Ukraine’s Defense Ministry said it has begun testing the combat readiness of its troops. The country’s border service said that Russian forces have seized 13 border posts and the ferry service between Crimea and Russia. Crimea holds a referendum on whether to secede from Ukraine on March 16.
A report from China’s customs administration showed that exports from the world’s second-biggest economy dropped 18.1 percent in February from a year earlier. Analysts surveyed by Bloomberg had predicted they would increase 7.5 percent.

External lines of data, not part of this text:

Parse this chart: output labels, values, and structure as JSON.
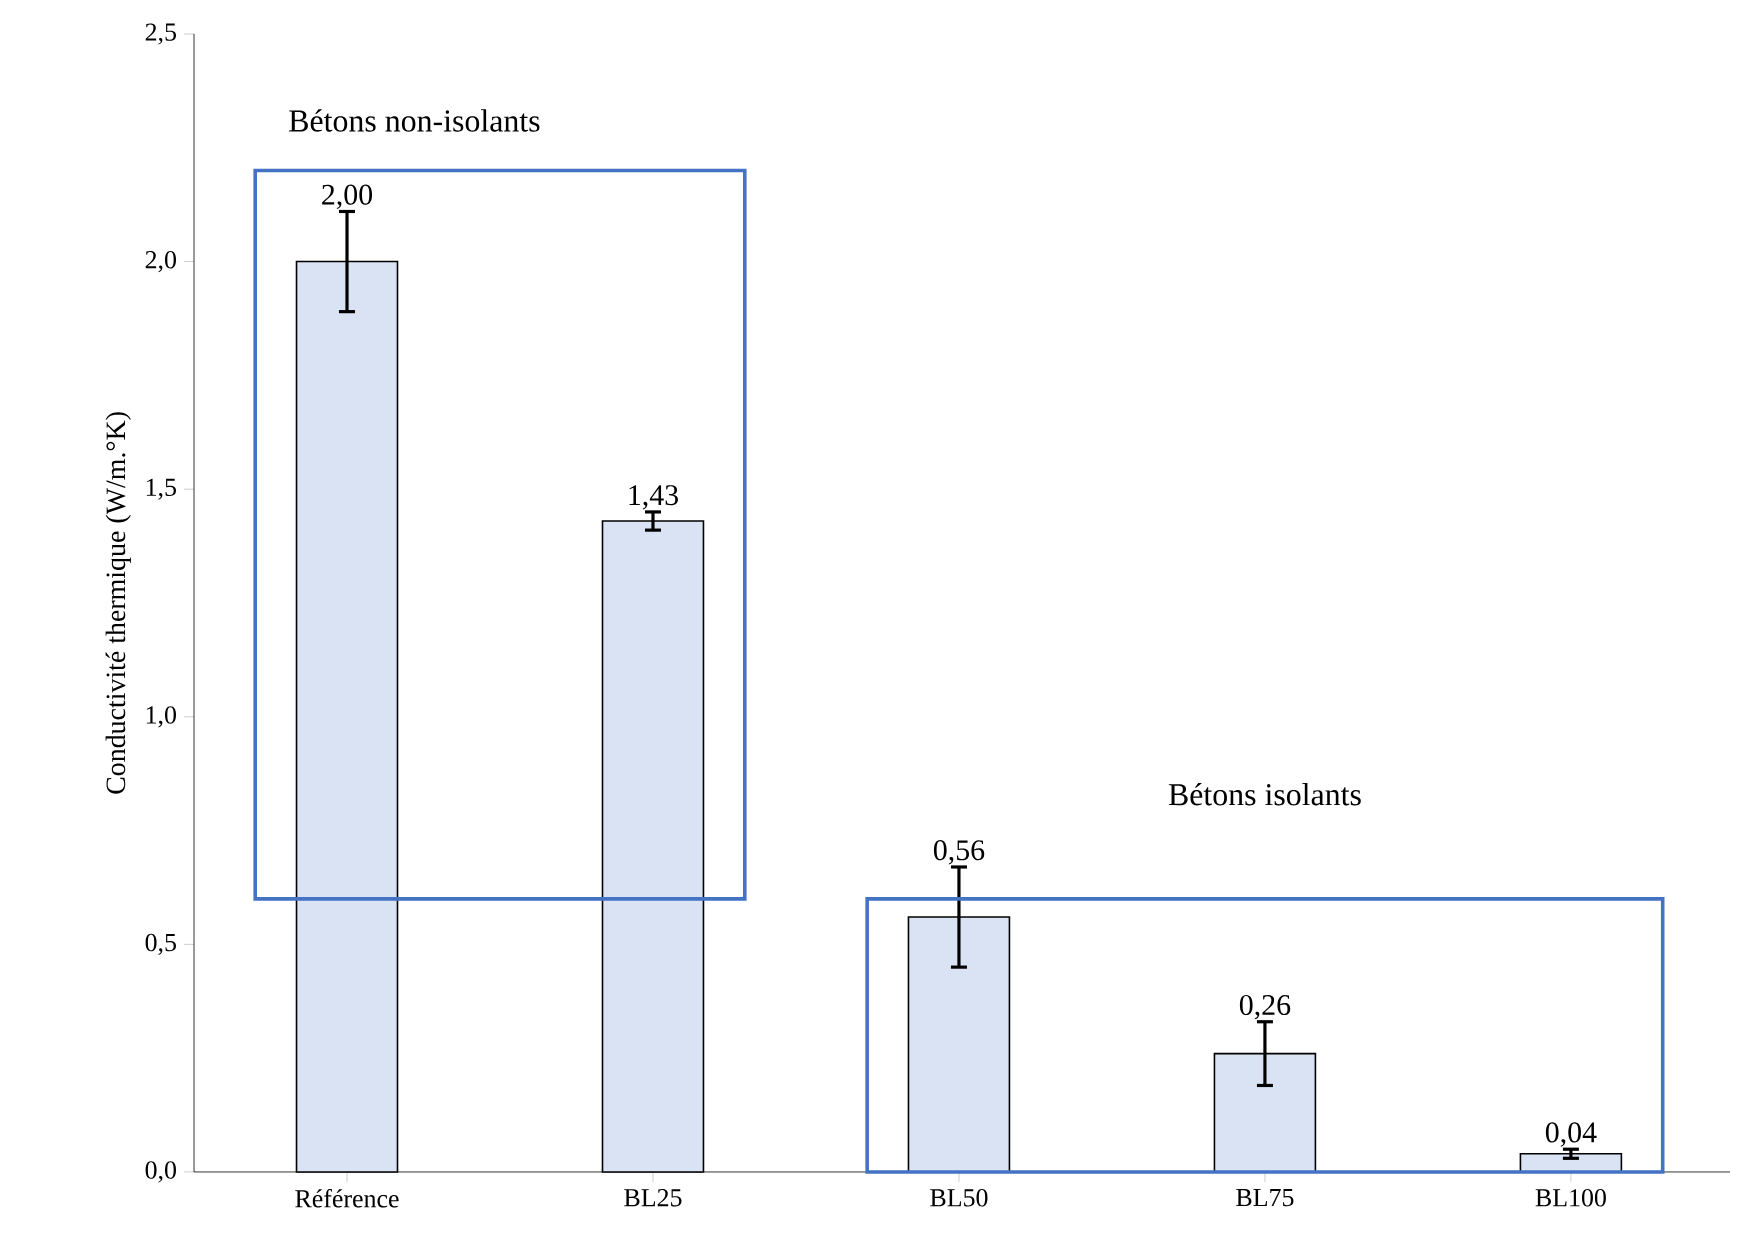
{
  "chart_data": {
    "type": "bar",
    "ylabel": "Conductivité thermique (W/m.°K)",
    "categories": [
      "Référence",
      "BL25",
      "BL50",
      "BL75",
      "BL100"
    ],
    "values": [
      2.0,
      1.43,
      0.56,
      0.26,
      0.04
    ],
    "value_labels": [
      "2,00",
      "1,43",
      "0,56",
      "0,26",
      "0,04"
    ],
    "errors": [
      0.11,
      0.02,
      0.11,
      0.07,
      0.01
    ],
    "color": "#dae3f3",
    "ylim": [
      0,
      2.5
    ],
    "yticks": [
      {
        "value": 0,
        "label": "0,0"
      },
      {
        "value": 0.5,
        "label": "0,5"
      },
      {
        "value": 1,
        "label": "1,0"
      },
      {
        "value": 1.5,
        "label": "1,5"
      },
      {
        "value": 2,
        "label": "2,0"
      },
      {
        "value": 2.5,
        "label": "2,5"
      }
    ],
    "annotations": [
      "Bétons non-isolants",
      "Bétons isolants"
    ]
  }
}
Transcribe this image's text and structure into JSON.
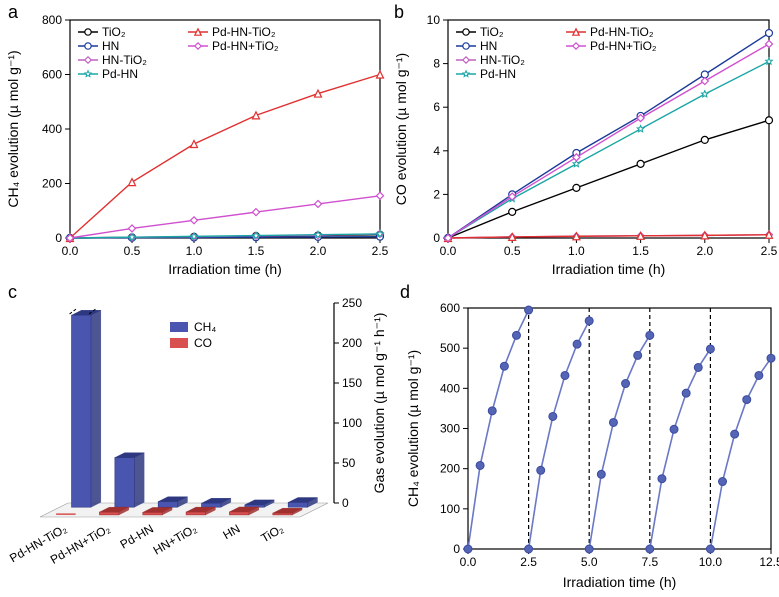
{
  "panel_a": {
    "label": "a",
    "type": "line",
    "xlabel": "Irradiation time (h)",
    "ylabel": "CH₄ evolution (µ mol g⁻¹)",
    "xlim": [
      0,
      2.5
    ],
    "xtick_step": 0.5,
    "ylim": [
      0,
      800
    ],
    "ytick_step": 200,
    "label_fontsize": 14,
    "tick_fontsize": 12,
    "background_color": "#ffffff",
    "series": [
      {
        "name": "TiO2",
        "label": "TiO₂",
        "color": "#000000",
        "marker": "circle-open",
        "x": [
          0,
          0.5,
          1.0,
          1.5,
          2.0,
          2.5
        ],
        "y": [
          0,
          2,
          4,
          7,
          9,
          12
        ]
      },
      {
        "name": "HN",
        "label": "HN",
        "color": "#1a3a9a",
        "marker": "circle-open",
        "x": [
          0,
          0.5,
          1.0,
          1.5,
          2.0,
          2.5
        ],
        "y": [
          0,
          1,
          2,
          3,
          4,
          5
        ]
      },
      {
        "name": "HN-TiO2",
        "label": "HN-TiO₂",
        "color": "#c060c0",
        "marker": "diamond-open",
        "x": [
          0,
          0.5,
          1.0,
          1.5,
          2.0,
          2.5
        ],
        "y": [
          0,
          3,
          5,
          8,
          10,
          15
        ]
      },
      {
        "name": "Pd-HN",
        "label": "Pd-HN",
        "color": "#1aa5a5",
        "marker": "star-open",
        "x": [
          0,
          0.5,
          1.0,
          1.5,
          2.0,
          2.5
        ],
        "y": [
          0,
          3,
          6,
          9,
          12,
          15
        ]
      },
      {
        "name": "Pd-HN-TiO2",
        "label": "Pd-HN-TiO₂",
        "color": "#e03030",
        "marker": "triangle-open",
        "x": [
          0,
          0.5,
          1.0,
          1.5,
          2.0,
          2.5
        ],
        "y": [
          0,
          205,
          345,
          450,
          530,
          600
        ]
      },
      {
        "name": "Pd-HN+TiO2",
        "label": "Pd-HN+TiO₂",
        "color": "#d050d0",
        "marker": "diamond-open",
        "x": [
          0,
          0.5,
          1.0,
          1.5,
          2.0,
          2.5
        ],
        "y": [
          0,
          35,
          65,
          95,
          125,
          155
        ]
      }
    ],
    "legend_layout": [
      [
        "TiO2",
        "Pd-HN-TiO2"
      ],
      [
        "HN",
        "Pd-HN+TiO2"
      ],
      [
        "HN-TiO2"
      ],
      [
        "Pd-HN"
      ]
    ]
  },
  "panel_b": {
    "label": "b",
    "type": "line",
    "xlabel": "Irradiation time (h)",
    "ylabel": "CO evolution (µ mol g⁻¹)",
    "xlim": [
      0,
      2.5
    ],
    "xtick_step": 0.5,
    "ylim": [
      0,
      10
    ],
    "ytick_step": 2,
    "label_fontsize": 14,
    "tick_fontsize": 12,
    "background_color": "#ffffff",
    "series": [
      {
        "name": "TiO2",
        "label": "TiO₂",
        "color": "#000000",
        "marker": "circle-open",
        "x": [
          0,
          0.5,
          1.0,
          1.5,
          2.0,
          2.5
        ],
        "y": [
          0,
          1.2,
          2.3,
          3.4,
          4.5,
          5.4
        ]
      },
      {
        "name": "HN",
        "label": "HN",
        "color": "#1a3a9a",
        "marker": "circle-open",
        "x": [
          0,
          0.5,
          1.0,
          1.5,
          2.0,
          2.5
        ],
        "y": [
          0,
          2.0,
          3.9,
          5.6,
          7.5,
          9.4
        ]
      },
      {
        "name": "HN-TiO2",
        "label": "HN-TiO₂",
        "color": "#c060c0",
        "marker": "diamond-open",
        "x": [
          0,
          0.5,
          1.0,
          1.5,
          2.0,
          2.5
        ],
        "y": [
          0,
          0.05,
          0.08,
          0.1,
          0.12,
          0.15
        ]
      },
      {
        "name": "Pd-HN",
        "label": "Pd-HN",
        "color": "#1aa5a5",
        "marker": "star-open",
        "x": [
          0,
          0.5,
          1.0,
          1.5,
          2.0,
          2.5
        ],
        "y": [
          0,
          1.8,
          3.4,
          5.0,
          6.6,
          8.1
        ]
      },
      {
        "name": "Pd-HN-TiO2",
        "label": "Pd-HN-TiO₂",
        "color": "#e03030",
        "marker": "triangle-open",
        "x": [
          0,
          0.5,
          1.0,
          1.5,
          2.0,
          2.5
        ],
        "y": [
          0,
          0.05,
          0.08,
          0.1,
          0.12,
          0.15
        ]
      },
      {
        "name": "Pd-HN+TiO2",
        "label": "Pd-HN+TiO₂",
        "color": "#d050d0",
        "marker": "diamond-open",
        "x": [
          0,
          0.5,
          1.0,
          1.5,
          2.0,
          2.5
        ],
        "y": [
          0,
          1.9,
          3.7,
          5.5,
          7.2,
          8.9
        ]
      }
    ],
    "legend_layout": [
      [
        "TiO2",
        "Pd-HN-TiO2"
      ],
      [
        "HN",
        "Pd-HN+TiO2"
      ],
      [
        "HN-TiO2"
      ],
      [
        "Pd-HN"
      ]
    ]
  },
  "panel_c": {
    "label": "c",
    "type": "bar3d",
    "ylabel": "Gas evolution (µ mol g⁻¹ h⁻¹)",
    "ylim": [
      0,
      250
    ],
    "ytick_step": 50,
    "categories": [
      "Pd-HN-TiO₂",
      "Pd-HN+TiO₂",
      "Pd-HN",
      "HN+TiO₂",
      "HN",
      "TiO₂"
    ],
    "series": [
      {
        "name": "CH4",
        "label": "CH₄",
        "color": "#4a55b0",
        "shade": "#2e3880",
        "values": [
          240,
          62,
          7,
          5,
          3,
          6
        ]
      },
      {
        "name": "CO",
        "label": "CO",
        "color": "#d85050",
        "shade": "#a03030",
        "values": [
          0.1,
          3.5,
          3.2,
          3.6,
          3.8,
          2.2
        ]
      }
    ],
    "label_fontsize": 14
  },
  "panel_d": {
    "label": "d",
    "type": "line",
    "xlabel": "Irradiation time (h)",
    "ylabel": "CH₄ evolution (µ mol g⁻¹)",
    "xlim": [
      0,
      12.5
    ],
    "xtick_step": 2.5,
    "ylim": [
      0,
      600
    ],
    "ytick_step": 100,
    "label_fontsize": 14,
    "tick_fontsize": 12,
    "marker_color": "#3a4ba0",
    "marker_fill": "#5565b5",
    "line_color": "#6a78c5",
    "cycle_boundaries": [
      2.5,
      5.0,
      7.5,
      10.0
    ],
    "cycles": [
      {
        "x": [
          0,
          0.5,
          1.0,
          1.5,
          2.0,
          2.5
        ],
        "y": [
          0,
          208,
          344,
          455,
          532,
          595
        ]
      },
      {
        "x": [
          2.5,
          3.0,
          3.5,
          4.0,
          4.5,
          5.0
        ],
        "y": [
          0,
          196,
          330,
          432,
          510,
          568
        ]
      },
      {
        "x": [
          5.0,
          5.5,
          6.0,
          6.5,
          7.0,
          7.5
        ],
        "y": [
          0,
          186,
          315,
          412,
          482,
          532
        ]
      },
      {
        "x": [
          7.5,
          8.0,
          8.5,
          9.0,
          9.5,
          10.0
        ],
        "y": [
          0,
          175,
          298,
          388,
          452,
          498
        ]
      },
      {
        "x": [
          10.0,
          10.5,
          11.0,
          11.5,
          12.0,
          12.5
        ],
        "y": [
          0,
          168,
          286,
          372,
          432,
          475
        ]
      }
    ]
  }
}
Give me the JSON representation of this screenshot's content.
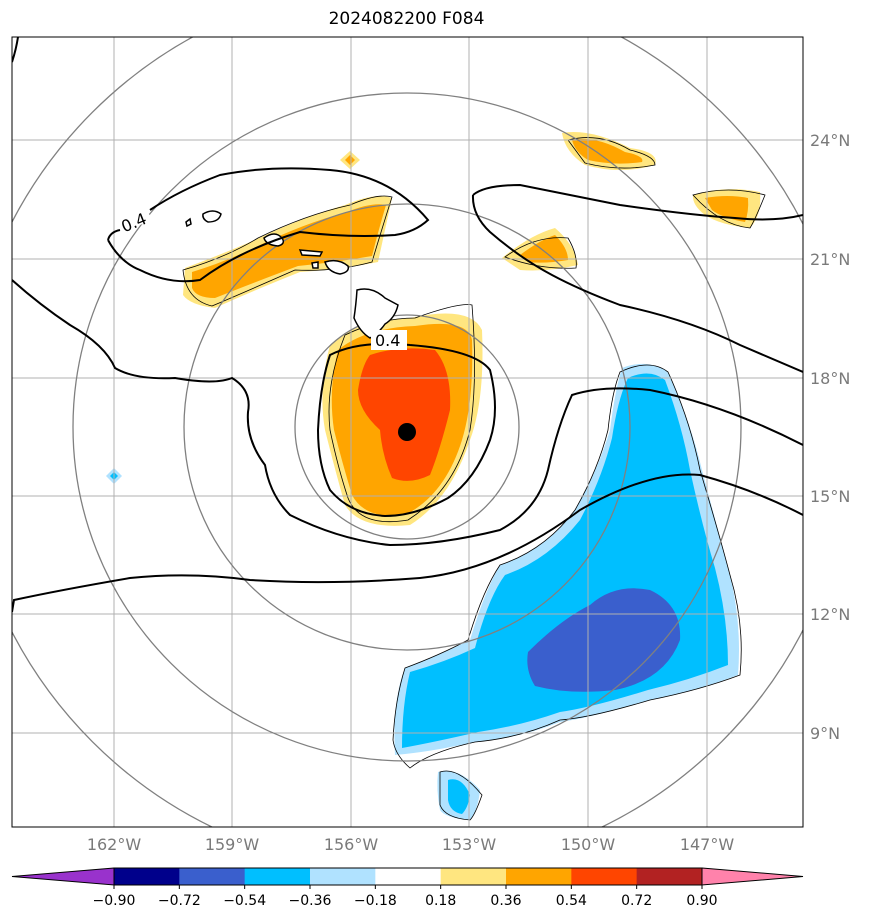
{
  "title": "2024082200 F084",
  "map": {
    "lon_labels": [
      "162°W",
      "159°W",
      "156°W",
      "153°W",
      "150°W",
      "147°W"
    ],
    "lat_labels": [
      "24°N",
      "21°N",
      "18°N",
      "15°N",
      "12°N",
      "9°N"
    ],
    "contour_labels": [
      "0.4",
      "0.4"
    ],
    "center_marker": "storm-center"
  },
  "colorbar": {
    "ticks": [
      "−0.90",
      "−0.72",
      "−0.54",
      "−0.36",
      "−0.18",
      "0.18",
      "0.36",
      "0.54",
      "0.72",
      "0.90"
    ],
    "colors": [
      "#9932CC",
      "#00008B",
      "#3A5FCD",
      "#00BFFF",
      "#B0E2FF",
      "#FFFFFF",
      "#FFE680",
      "#FFA500",
      "#FF4500",
      "#B22222",
      "#FF82AB"
    ]
  }
}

BHP Billiton slipped 1.4 percent to 1,822 pence and Antofagasta dropped 2.1 percent to 858.5 pence as copper slid 1.6 percent. A gauge of U.K. mining companies lost 1.8 percent. Glencore Xstrata Plc dropped 2.4 percent to 317 pence.
Vodafone declined 3.6 percent to 230.1 pence after people familiar with the matter said the telecommunications operator raised its bid for Ono to about 7 billion euros ($9.7 billion) at a meeting with shareholders Providence Equity Partners and Thomas H. Lee Partners on March 5.
Rolls-Royce gained 1.7 percent to 1,043 pence after Daimler said it will sell its 1.9 billion-pound ($3.2 billion) stake in Rolls-Royce Power Systems under an option that the British manufacturer has held since the joint venture started three years ago. Rolls-Royce, Europe’s largest maker of commercial jet engines, said it has ample liquidity to fund the purchase using existing cash and borrowing facilities.
Centrica Plc increased 0.9 percent to 327.4 pence after the Financial Times reported that the owner of British Gas still plans to double its earnings from North America. The utility aims to double the profit from its businesses in the U.S. and Canada between 2012 and 2017, the FT said, citing an interview with Chief Executive Officer Sam Laidlaw. Centrica generated 27 percent of its sales from North America last year.
Separately, Credit Suisse Group AG raised the stock to neutral from underperform, meaning that investors should stop selling the shares. The brokerage said that the company has started reducing capital expenditure in its Canadian gas production business.